The big fear seems to be that what ails emerging economies will occur in Canada.  Any country that needs external (foreign) financing to fund its debt becomes more at risk when these capital flows slow down.  Often we see interest rates pushed up aggressively in order to keep capital in that country.  We have seen that this week as Turkey got much more aggressive on rates to stem the flows of capital that have undermined its economy.  Turkey’s central bank unveiled emergency interest-rate hikes that more than doubled its benchmark one-week lending rate for banks to 10% from 4.5%, in an apparent effort to quell volatility and get the banks to hold money longer.

However, we don’t see this situation as worrying as the market is indicating.  First of all, Canada’s economy is ultimately too closely tied to the U.S. to have our growth rates diverge dramatically for any period of time.  As the U.S. economy expands, so will our exports in industries such as autos and home building products.  The supposed link between Canada and the emerging economies is also not as close as investors currently fear, given that it is more of an ‘indirect link.’   Since Canada remains a ‘hewer of wood and a drawer of water’ (i.e. we produce and export basic commodities and tend to import more finished goods), the value of our currency has always been tied very closely to the level of commodity prices, as shown in the chart below.
Weak commodity prices = weak $CAD

Meanwhile, the emerging economies of the world have been the biggest driver of commodity prices over time since they are responsible for more than 100% of incremental commodity demand (the developed economies of the world, such as Europe, Japan and the U.S. tend to decrease their per capita use of commodities and therefore add no growth).  So we can see where there is a link from emerging economy growth to the Canadian dollar, but it is far from a good lead indicator of Canadian economic growth.

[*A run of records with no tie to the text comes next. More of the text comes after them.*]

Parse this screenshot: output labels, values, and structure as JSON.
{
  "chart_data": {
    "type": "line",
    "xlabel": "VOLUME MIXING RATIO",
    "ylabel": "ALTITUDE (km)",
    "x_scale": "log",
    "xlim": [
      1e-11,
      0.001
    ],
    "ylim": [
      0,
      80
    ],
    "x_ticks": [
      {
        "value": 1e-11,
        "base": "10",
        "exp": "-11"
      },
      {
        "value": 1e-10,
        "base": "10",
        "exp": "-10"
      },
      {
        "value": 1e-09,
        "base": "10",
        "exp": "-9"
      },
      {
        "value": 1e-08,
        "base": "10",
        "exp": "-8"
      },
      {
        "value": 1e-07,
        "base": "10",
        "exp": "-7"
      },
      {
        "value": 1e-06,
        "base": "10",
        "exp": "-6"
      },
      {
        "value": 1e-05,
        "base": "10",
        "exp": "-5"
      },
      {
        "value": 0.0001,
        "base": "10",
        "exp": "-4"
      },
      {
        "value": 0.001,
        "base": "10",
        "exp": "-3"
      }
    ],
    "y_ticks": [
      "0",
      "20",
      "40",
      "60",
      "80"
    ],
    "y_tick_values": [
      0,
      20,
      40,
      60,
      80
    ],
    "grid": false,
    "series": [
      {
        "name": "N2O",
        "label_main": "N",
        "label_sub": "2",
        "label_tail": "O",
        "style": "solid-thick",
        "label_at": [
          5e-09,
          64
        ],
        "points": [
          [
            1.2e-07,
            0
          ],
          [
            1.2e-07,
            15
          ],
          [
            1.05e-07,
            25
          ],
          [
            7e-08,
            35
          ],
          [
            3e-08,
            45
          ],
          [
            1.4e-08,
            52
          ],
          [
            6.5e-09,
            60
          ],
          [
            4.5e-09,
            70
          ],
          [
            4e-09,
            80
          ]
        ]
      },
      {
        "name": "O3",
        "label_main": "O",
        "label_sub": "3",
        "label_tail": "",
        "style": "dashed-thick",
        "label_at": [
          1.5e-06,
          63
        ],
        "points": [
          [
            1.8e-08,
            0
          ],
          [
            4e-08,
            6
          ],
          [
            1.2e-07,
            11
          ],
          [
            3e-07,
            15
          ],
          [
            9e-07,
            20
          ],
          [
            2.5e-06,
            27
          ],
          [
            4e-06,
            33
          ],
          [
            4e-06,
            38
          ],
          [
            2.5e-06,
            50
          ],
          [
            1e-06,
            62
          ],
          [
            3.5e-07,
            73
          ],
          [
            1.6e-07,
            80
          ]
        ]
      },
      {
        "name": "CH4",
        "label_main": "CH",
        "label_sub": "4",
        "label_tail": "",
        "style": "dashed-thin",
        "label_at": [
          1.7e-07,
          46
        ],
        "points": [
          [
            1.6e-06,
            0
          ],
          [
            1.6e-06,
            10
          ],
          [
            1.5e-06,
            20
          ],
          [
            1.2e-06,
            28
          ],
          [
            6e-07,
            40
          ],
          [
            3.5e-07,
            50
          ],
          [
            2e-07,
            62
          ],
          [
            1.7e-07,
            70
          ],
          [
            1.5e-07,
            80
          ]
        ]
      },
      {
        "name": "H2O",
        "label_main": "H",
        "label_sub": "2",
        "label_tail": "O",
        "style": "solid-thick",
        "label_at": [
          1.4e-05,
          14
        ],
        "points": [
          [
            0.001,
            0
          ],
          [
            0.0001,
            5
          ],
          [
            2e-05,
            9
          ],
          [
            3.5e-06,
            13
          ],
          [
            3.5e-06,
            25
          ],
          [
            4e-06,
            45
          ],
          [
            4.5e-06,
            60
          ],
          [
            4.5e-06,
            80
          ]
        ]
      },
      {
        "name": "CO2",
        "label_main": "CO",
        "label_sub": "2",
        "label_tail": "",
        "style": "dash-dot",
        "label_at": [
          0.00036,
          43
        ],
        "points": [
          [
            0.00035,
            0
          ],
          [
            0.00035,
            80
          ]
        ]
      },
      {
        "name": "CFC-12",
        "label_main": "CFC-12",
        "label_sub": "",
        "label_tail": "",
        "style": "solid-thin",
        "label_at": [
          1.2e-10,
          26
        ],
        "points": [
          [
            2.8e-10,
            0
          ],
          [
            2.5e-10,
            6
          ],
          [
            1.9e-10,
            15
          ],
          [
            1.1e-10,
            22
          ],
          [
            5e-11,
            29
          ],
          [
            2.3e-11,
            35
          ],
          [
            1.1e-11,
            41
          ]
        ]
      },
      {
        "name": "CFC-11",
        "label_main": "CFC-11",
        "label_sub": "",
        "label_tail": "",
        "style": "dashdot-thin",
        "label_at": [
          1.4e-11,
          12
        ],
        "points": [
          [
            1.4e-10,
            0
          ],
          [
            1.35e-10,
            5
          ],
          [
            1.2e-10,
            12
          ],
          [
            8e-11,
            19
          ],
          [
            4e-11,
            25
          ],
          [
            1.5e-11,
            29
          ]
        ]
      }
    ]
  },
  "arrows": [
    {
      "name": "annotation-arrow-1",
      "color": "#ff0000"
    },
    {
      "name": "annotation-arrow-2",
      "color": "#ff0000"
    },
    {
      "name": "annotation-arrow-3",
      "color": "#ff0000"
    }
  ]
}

The bottom line is that we don’t see the problems in Turkey or Argentina as being anything that should undermine the outlook for our economy or the  value of our currency.  This is not unlike the situation we saw last year when foreign investors became large short sellers of our banks on the view that, as lenders to home buyers, the banks would be most at risk as housing collapsed.  Neither outcome came to pass, though, and banks ended up rallying sharply for the rest of 2013.  Home Capital Group, the biggest player in uninsured mortgages in Canada, rallied more than 65% from its May low to year end!